The woman advocating this law believes it would prevent citizens from dying as her 2-year-old-son did, but I thought her naive when she stated something like, “We trust the government to protect us, and they are failing us.” I believe the root of the problem is not in the government failing, but that we trust the government to protect us in the first place. I think I agree with the libertarian notion that a true free market could root out those unhealthy practices on its own; as more people demand food that has not undergone such unhealthy production, the market will be forced to supply it. The filmmakers may argue that the market hasn’t taken care of it yet, but I think their film is intentionally playing a part in doing that, by highlighting some of these practices and increasing pressure on corporations to take care of these things. No government intervention required.
Speaking of government intervention, the film did a wonderful job portraying the dangers of government subsidies, and even included my favorite economic phrase, “unintended consequences.” One of the basic rules of economics is that when you subsidize something, you’re guaranteed to get more of it. Libertarians would add that when you subsidize something you’re guaranteed to get too much of it, wasting resources and offsetting balances that would otherwise correct themselves. Specifically, the film touched on the government’s subsidization of corn, which allows corn to be produced and sold below cost. It’s easy to argue that this artificially increases the supply and demand of corn at the expense of other resources.
But the film presents more insidious consequences than an abstract “misallocation of resources.” The artificially lower cost encourages corn to be given to farm animals instead of grass (which apparently is dangerously less healthy for them), in addition to ruining poor international corn markets that can’t compete with America’s cheap corn. The film even tries to link this to corporation abuse by pointing out how the meat industry actively recruited Mexican farmers put out of work by their now-defunct corn industry.

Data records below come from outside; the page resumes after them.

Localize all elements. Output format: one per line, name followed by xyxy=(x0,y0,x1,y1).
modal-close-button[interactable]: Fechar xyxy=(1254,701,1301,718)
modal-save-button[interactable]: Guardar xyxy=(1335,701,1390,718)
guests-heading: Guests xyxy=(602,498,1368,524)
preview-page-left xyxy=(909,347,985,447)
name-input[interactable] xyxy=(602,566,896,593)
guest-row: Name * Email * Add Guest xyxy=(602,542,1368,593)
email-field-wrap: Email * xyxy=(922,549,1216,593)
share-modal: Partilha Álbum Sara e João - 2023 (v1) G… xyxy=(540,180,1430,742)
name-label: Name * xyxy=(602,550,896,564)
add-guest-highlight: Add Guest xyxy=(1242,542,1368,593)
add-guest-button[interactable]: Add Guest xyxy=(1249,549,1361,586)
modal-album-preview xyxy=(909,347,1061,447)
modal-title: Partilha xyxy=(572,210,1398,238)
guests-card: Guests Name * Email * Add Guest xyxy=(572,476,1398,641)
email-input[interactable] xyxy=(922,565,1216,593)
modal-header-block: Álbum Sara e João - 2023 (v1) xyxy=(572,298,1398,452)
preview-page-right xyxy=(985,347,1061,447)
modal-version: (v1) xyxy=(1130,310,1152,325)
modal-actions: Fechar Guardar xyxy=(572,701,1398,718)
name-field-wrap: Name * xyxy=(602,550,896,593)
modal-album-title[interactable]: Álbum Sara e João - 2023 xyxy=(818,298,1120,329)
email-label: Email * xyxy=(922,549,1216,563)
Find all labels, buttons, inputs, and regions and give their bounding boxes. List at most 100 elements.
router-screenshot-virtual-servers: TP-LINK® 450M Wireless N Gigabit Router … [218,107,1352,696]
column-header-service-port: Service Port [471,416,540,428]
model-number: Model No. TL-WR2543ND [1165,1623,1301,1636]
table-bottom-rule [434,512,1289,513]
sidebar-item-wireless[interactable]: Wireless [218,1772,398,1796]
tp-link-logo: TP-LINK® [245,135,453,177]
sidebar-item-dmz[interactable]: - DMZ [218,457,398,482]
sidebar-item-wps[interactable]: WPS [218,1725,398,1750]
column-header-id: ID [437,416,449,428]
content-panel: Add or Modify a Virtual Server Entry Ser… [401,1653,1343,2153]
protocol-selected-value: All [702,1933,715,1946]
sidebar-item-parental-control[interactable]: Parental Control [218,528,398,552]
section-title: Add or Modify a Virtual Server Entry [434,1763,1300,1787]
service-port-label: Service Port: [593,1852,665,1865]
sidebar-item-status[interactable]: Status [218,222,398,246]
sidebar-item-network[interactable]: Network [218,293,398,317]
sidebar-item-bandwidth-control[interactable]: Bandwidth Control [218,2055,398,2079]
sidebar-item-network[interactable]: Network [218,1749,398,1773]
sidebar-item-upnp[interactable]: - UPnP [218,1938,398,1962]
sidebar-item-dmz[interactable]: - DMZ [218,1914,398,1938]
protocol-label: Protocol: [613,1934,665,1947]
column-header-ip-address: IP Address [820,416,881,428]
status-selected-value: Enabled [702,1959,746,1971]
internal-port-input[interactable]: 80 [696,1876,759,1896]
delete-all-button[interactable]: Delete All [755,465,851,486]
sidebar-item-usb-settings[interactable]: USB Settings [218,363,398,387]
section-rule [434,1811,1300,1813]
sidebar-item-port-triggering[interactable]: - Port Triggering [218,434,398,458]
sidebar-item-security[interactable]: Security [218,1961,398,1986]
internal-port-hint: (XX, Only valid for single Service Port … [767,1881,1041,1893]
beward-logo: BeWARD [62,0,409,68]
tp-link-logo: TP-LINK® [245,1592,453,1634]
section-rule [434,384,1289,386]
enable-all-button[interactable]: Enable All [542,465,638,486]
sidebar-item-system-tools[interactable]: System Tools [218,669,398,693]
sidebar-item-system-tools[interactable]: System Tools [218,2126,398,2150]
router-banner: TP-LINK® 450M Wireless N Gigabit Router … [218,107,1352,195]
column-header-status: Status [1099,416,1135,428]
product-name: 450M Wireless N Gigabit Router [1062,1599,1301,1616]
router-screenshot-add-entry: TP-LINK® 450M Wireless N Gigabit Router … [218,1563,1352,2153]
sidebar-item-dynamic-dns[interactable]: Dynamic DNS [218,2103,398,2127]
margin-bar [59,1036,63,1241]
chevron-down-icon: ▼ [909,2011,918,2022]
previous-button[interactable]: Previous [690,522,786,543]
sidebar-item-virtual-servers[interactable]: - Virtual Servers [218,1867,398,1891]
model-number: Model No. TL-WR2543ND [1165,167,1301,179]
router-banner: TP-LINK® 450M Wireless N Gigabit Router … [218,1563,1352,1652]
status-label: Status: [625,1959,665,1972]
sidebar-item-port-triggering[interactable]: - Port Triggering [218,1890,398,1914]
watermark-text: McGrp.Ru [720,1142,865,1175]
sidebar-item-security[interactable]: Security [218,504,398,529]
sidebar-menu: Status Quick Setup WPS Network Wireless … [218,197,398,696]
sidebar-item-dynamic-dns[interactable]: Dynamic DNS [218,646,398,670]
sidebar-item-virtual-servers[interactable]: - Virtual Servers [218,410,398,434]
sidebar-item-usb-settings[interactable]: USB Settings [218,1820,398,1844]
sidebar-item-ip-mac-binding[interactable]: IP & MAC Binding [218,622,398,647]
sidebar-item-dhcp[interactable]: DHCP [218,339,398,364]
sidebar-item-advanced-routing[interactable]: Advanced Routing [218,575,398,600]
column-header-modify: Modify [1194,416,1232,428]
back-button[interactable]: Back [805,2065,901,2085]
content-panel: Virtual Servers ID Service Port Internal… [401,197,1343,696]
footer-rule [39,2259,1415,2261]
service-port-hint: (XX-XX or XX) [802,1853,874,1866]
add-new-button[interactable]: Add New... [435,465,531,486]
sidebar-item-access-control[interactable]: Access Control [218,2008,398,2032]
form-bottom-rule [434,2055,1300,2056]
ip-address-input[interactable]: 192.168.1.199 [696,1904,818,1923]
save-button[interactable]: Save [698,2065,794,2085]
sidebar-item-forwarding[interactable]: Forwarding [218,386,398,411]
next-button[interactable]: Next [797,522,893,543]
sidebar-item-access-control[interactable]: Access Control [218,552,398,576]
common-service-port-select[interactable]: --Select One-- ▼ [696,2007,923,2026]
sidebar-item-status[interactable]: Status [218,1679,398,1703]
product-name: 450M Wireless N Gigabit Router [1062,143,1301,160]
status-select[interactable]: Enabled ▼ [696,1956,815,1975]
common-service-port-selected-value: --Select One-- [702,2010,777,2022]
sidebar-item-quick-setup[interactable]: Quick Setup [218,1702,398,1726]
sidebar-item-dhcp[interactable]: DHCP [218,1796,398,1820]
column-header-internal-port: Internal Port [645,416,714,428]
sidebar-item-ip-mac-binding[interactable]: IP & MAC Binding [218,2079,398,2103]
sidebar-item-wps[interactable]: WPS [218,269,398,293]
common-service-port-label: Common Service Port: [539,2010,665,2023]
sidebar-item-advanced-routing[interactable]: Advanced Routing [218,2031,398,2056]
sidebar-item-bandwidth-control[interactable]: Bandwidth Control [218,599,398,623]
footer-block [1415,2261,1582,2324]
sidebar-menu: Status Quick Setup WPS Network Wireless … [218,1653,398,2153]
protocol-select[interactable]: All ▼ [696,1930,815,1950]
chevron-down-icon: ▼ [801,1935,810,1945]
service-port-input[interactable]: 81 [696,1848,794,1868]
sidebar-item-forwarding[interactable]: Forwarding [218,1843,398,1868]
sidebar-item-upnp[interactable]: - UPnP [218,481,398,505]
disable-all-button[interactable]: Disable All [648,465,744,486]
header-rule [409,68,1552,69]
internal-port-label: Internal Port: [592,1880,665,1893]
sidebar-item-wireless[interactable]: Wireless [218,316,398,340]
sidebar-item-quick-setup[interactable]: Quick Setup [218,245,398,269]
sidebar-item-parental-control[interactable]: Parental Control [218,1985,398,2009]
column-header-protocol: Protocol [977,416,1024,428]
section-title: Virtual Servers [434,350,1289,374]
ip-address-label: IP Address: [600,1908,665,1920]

As usual, most “market failure” can be traced back to poor government policy.
I’m all for promoting healthier food production, but I don’t have a problem with massive food corporations in principle. The film stated that technological and agricultural innovation allows a farmer to feed 126 people these days instead of the 6-8 of a century or so ago, but that’s still a far cry from the thousands supported by the massive animal factories. The shots of the massive factories were clearly intended to shock and appall, and there was a fair amount of repulsive behavior (For the faint of heart, the film involves cow stomachs, chicken slayings, implied pig squashing, and the like), but on one level I couldn’t help but be impressed by the technological innovation that allows us to produce food on such a massive scale.
If you can feed the world with fewer farmers, it’s more efficient to free up their labor and skill for other productive uses. Let’s demand it to be transparent and healthy and humane, to be sure, but let’s not demonize the factories for existing and saving us from needing an exponentially greater number of farmers and farmland (further deforestation, anyone?), not to mention the effect higher food prices would have on the poor.
The film argues that our desire for cheap food exacerbates our health problems, but the market can fix that if films like these increase our demand for healthy food, thereby increasing our willingness to pay more for healthier food. But it has to happen naturally. Any government-mandated changes that lead to increased food prices will hurt the poor worst of all. The film showed a poor Hispanic family opting for fast-food over groceries, but unless they just don’t know how to shop (or maybe California has really expensive groceries), I don’t believe the film’s claim that eating fast-food is categorically cheaper than groceries; my mother spends $100-$200 a week on groceries and it would easily cost our family $400-500 on pure fast-food (the difference is too remarkable to merely be the effect of Sam’s Club and Costco and the ability to buy in bulk).
Fast-food aside, I accept the overall premise that healthier foods are more expensive, but the film seemed to want government action, perhaps a different direction of subsidy, to make healthy food cheaper, and I don’t have faith in the government to do that any more efficiently (I’m surprised the film does, after clearly highlighting the array of unintended consequences of current government subsidies, which surely had reasonable justifications at the time).
Overall, however, I was pleased with the film. Markets require knowledge and transparency to function properly, and this film is filling a gap due to the secrecy of the operations underlying our food production. If it increases consumer demand for health and safety, then it has done its job. If it increases demand for government to step in, I’m worried about what else they’ll screw up.
But this may be the first corporate-hating green-conscious film to show something positive about Wal-Mart – and that’s indicative of what I like about this film as a whole. It mercilessly exposes corporate abuse along with government failure, and most importantly of all, it highlights the power of consumer demand in what’s left of our marketplace.
Food, Inc. expands to more theaters tomorrow.